Sera smoothed a hand over her cheek and wondered if Calle had hit her because it was necessary to present the ideals of Spirits, or because Calle believed in those ideals.
“Mother! Mother!” Sera jumped over the plateau.
She tested Calle’s commitment.
And Calle made good work of Sera’s jaw. When her hand got tired, she used her elbow, when it wasn’t her elbow, it was her head, bludgeoning forward.
“Mother!” Sera’s words vomited out of her lungs. She couldn’t stop the stink of what she said. It wasn’t true that Sera didn’t know when to shut up. She chose not to. She disconnected herself from the pain and tumbled into the sand with her legs in the air, inhaling the scent of mint leaves. Sera didn’t know what to call the feeling that kept her tethered there. But that smell was what kept her calm.
“No more.” Calle paused. “That’s enough.”
It wasn’t.
“I’ll tell everyone,” Sera said. “I’ll tell them who you are to me.”
Calle fisted Sera’s collar. Held her up until her feet dangled.

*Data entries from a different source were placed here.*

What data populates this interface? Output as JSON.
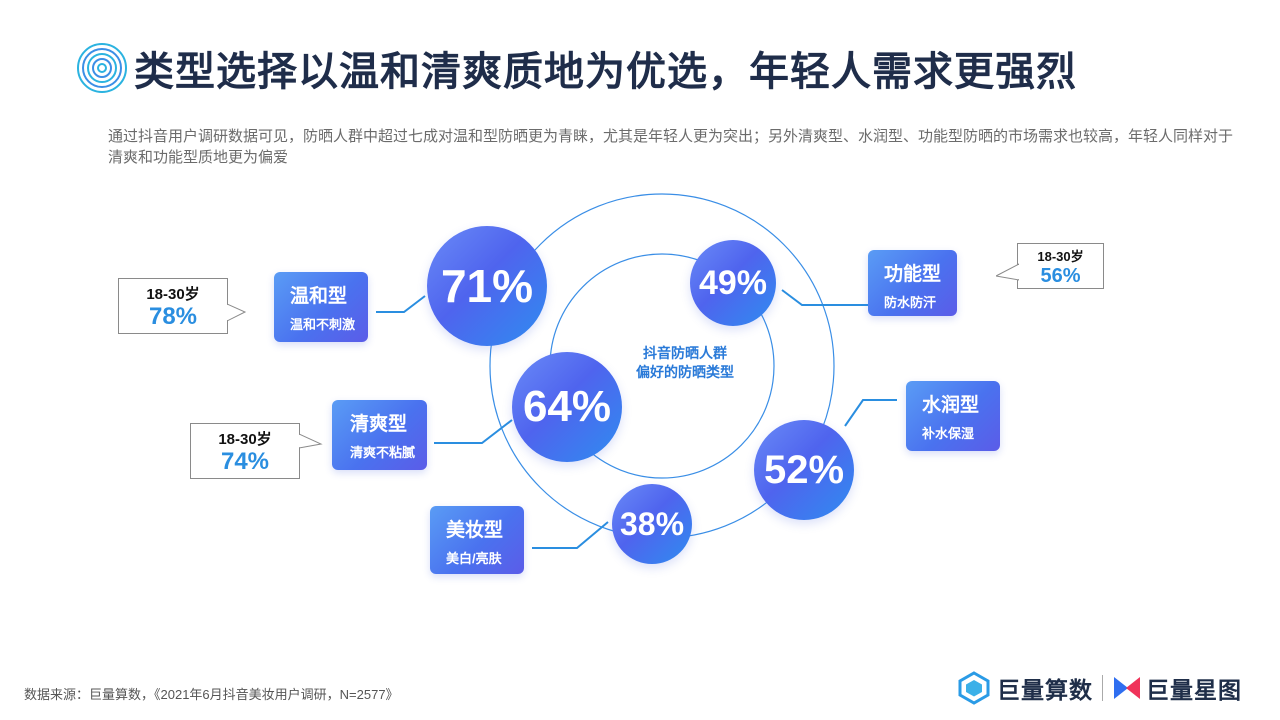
{
  "title": "类型选择以温和清爽质地为优选，年轻人需求更强烈",
  "subtitle": "通过抖音用户调研数据可见，防晒人群中超过七成对温和型防晒更为青睐，尤其是年轻人更为突出；另外清爽型、水润型、功能型防晒的市场需求也较高，年轻人同样对于清爽和功能型质地更为偏爱",
  "center_label": {
    "line1": "抖音防晒人群",
    "line2": "偏好的防晒类型"
  },
  "types": [
    {
      "id": "wenhe",
      "pct": "71%",
      "title": "温和型",
      "sub": "温和不刺激"
    },
    {
      "id": "qingshuang",
      "pct": "64%",
      "title": "清爽型",
      "sub": "清爽不粘腻"
    },
    {
      "id": "meizhuang",
      "pct": "38%",
      "title": "美妆型",
      "sub": "美白/亮肤"
    },
    {
      "id": "shuirun",
      "pct": "52%",
      "title": "水润型",
      "sub": "补水保湿"
    },
    {
      "id": "gongneng",
      "pct": "49%",
      "title": "功能型",
      "sub": "防水防汗"
    }
  ],
  "callouts": [
    {
      "for": "wenhe",
      "age": "18-30岁",
      "pct": "78%"
    },
    {
      "for": "qingshuang",
      "age": "18-30岁",
      "pct": "74%"
    },
    {
      "for": "gongneng",
      "age": "18-30岁",
      "pct": "56%"
    }
  ],
  "source": "数据来源：巨量算数，《2021年6月抖音美妆用户调研，N=2577》",
  "logos": {
    "left": "巨量算数",
    "right": "巨量星图"
  },
  "colors": {
    "title": "#1f2d4a",
    "accent_blue": "#2a8ee0",
    "bubble_gradient": [
      "#6a8bf7",
      "#4f64ee",
      "#2f8cf0"
    ],
    "card_gradient": [
      "#5a9cf5",
      "#4a72ef",
      "#5b5ce8"
    ],
    "ring": "#3a8ee6"
  }
}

With the field cleared, the full view of the pools shimmered like they held stars. When Sera inhaled her chest shuddered. She stared up at the white sky; the wrinkles of its plain face folded over her. She mouthed the word because she’d lost her voice: mother. It didn’t have the precondition of keeper. That was true until mother began to look like the side of her face. Purpled and bellied, spotted like an animal. She couldn’t visualize stars against a black backdrop. Night was the proper word. It would be otherworldly to witness a changing sky. She wanted to go there and see for herself. Something beautiful. To lie in the earth, of earth, with grasslets bowing above her head. To listen to loudness, hurrah, and thunder; to be alive and unreasonable.
“Go back to training.” Calle dropped her onto the sand.